Concerns over Scottish local income tax proposals

The Scottish Government is sticking to its plans to introduce a local income tax (LIT), despite fears from a number of quarters over whether the proposed tax would be workable.

The reform, as proposed by the Scottish National Party administration, would replace the property-based council tax with an additional 3p in the pound on basic rate income tax, levied on all taxpayers resident in Scotland, but excluding investment income. It would be set centrally and collected on behalf of the Scottish Government by HM Revenue & Customs.

The implications of LIT go much wider than Scotland. HMRC would require extra resources, and it is likely that many employers throughout the UK would have to adapt their payroll systems.

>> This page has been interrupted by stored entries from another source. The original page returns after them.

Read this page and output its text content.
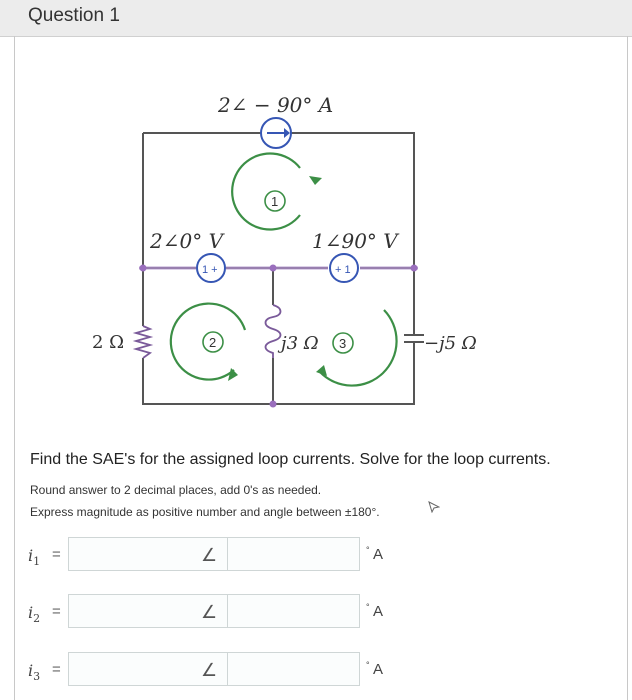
Question 1
2∠ − 90° A
1
2∠0° V	1∠90° V
1 +	+ 1
2 Ω	2	j3 Ω 3	−j5 Ω
Find the SAE's for the assigned loop currents. Solve for the loop currents.
Round answer to 2 decimal places, add 0's as needed.
Express magnitude as positive number and angle between ±180°.
$i_1$ =	∠	° A
$i_2$ =	∠	° A
$i_3$ =	∠	° A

Consultation on the Scottish Government's paper, "A Fairer Local Tax for Scotland", closed on 18 July. Professional bodies involved with taxation and public finance – including the Institute of Chartered Accountants of Scotland – have raised concerns over the proposals.

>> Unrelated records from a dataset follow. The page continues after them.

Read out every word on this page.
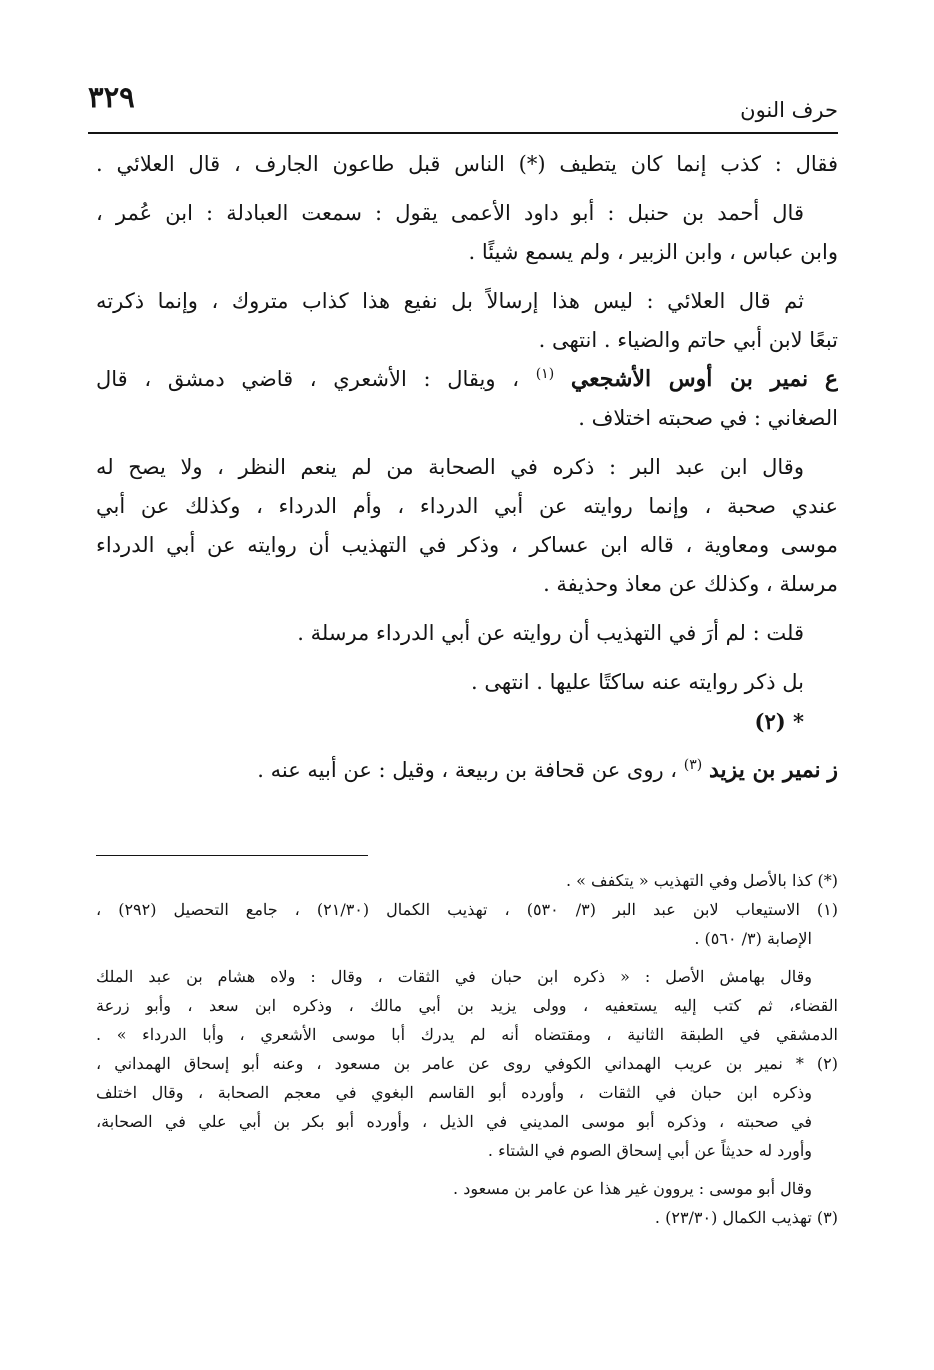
٣٢٩	حرف النون
فقال : كذب إنما كان يتطيف (*) الناس قبل طاعون الجارف ، قال العلائي .
قال أحمد بن حنبل : أبو داود الأعمى يقول : سمعت العبادلة : ابن عُمر ،
وابن عباس ، وابن الزبير ، ولم يسمع شيئًا .
ثم قال العلائي : ليس هذا إرسالاً بل نفيع هذا كذاب متروك ، وإنما ذكرته
تبعًا لابن أبي حاتم والضياء . انتهى .
ع نمير بن أوس الأشجعي $^{(١)}$ ، ويقال : الأشعري ، قاضي دمشق ، قال
الصغاني : في صحبته اختلاف .
وقال ابن عبد البر : ذكره في الصحابة من لم ينعم النظر ، ولا يصح له
عندي صحبة ، وإنما روايته عن أبي الدرداء ، وأم الدرداء ، وكذلك عن أبي
موسى ومعاوية ، قاله ابن عساكر ، وذكر في التهذيب أن روايته عن أبي الدرداء
مرسلة ، وكذلك عن معاذ وحذيفة .
قلت : لم أرَ في التهذيب أن روايته عن أبي الدرداء مرسلة .
بل ذكر روايته عنه ساكتًا عليها . انتهى .
* (٢)
ز نمير بن يزيد $^{(٣)}$ ، روى عن قحافة بن ربيعة ، وقيل : عن أبيه عنه .
(*) كذا بالأصل وفي التهذيب « يتكفف » .
(١) الاستيعاب لابن عبد البر (٣/ ٥٣٠) ، تهذيب الكمال (٢١/٣٠) ، جامع التحصيل (٢٩٢) ،
الإصابة (٣/ ٥٦٠) .
وقال بهامش الأصل : « ذكره ابن حبان في الثقات ، وقال : ولاه هشام بن عبد الملك
القضاء، ثم كتب إليه يستعفيه ، وولى يزيد بن أبي مالك ، وذكره ابن سعد ، وأبو زرعة
الدمشقي في الطبقة الثانية ، ومقتضاه أنه لم يدرك أبا موسى الأشعري ، وأبا الدرداء » .
(٢) * نمير بن عريب الهمداني الكوفي روى عن عامر بن مسعود ، وعنه أبو إسحاق الهمداني ،
وذكره ابن حبان في الثقات ، وأورده أبو القاسم البغوي في معجم الصحابة ، وقال اختلف
في صحبته ، وذكره أبو موسى المديني في الذيل ، وأورده أبو بكر بن أبي علي في الصحابة،
وأورد له حديثاً عن أبي إسحاق الصوم في الشتاء .
وقال أبو موسى : يروون غير هذا عن عامر بن مسعود .
(٣) تهذيب الكمال (٢٣/٣٠) .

These include doubts as to whether the Scotland Act 1998 grants sufficient powers to introduce the tax as set out by the SNP, and also concerns that differences between existing income tax and the LIT would create added complexity.

Some business organisations have expressed fears that the perception of Scotland as a place to live and work could be adversely affected if its headline rate of income tax was higher than elsewhere in the UK.

John Swinney, Secretary for Finance and Sustainable Growth in the Scottish Government, said: "Scotland needs a local tax system with fairness at its very foundation – based on the ability to pay." And added that LIT has the support of a majority of voters.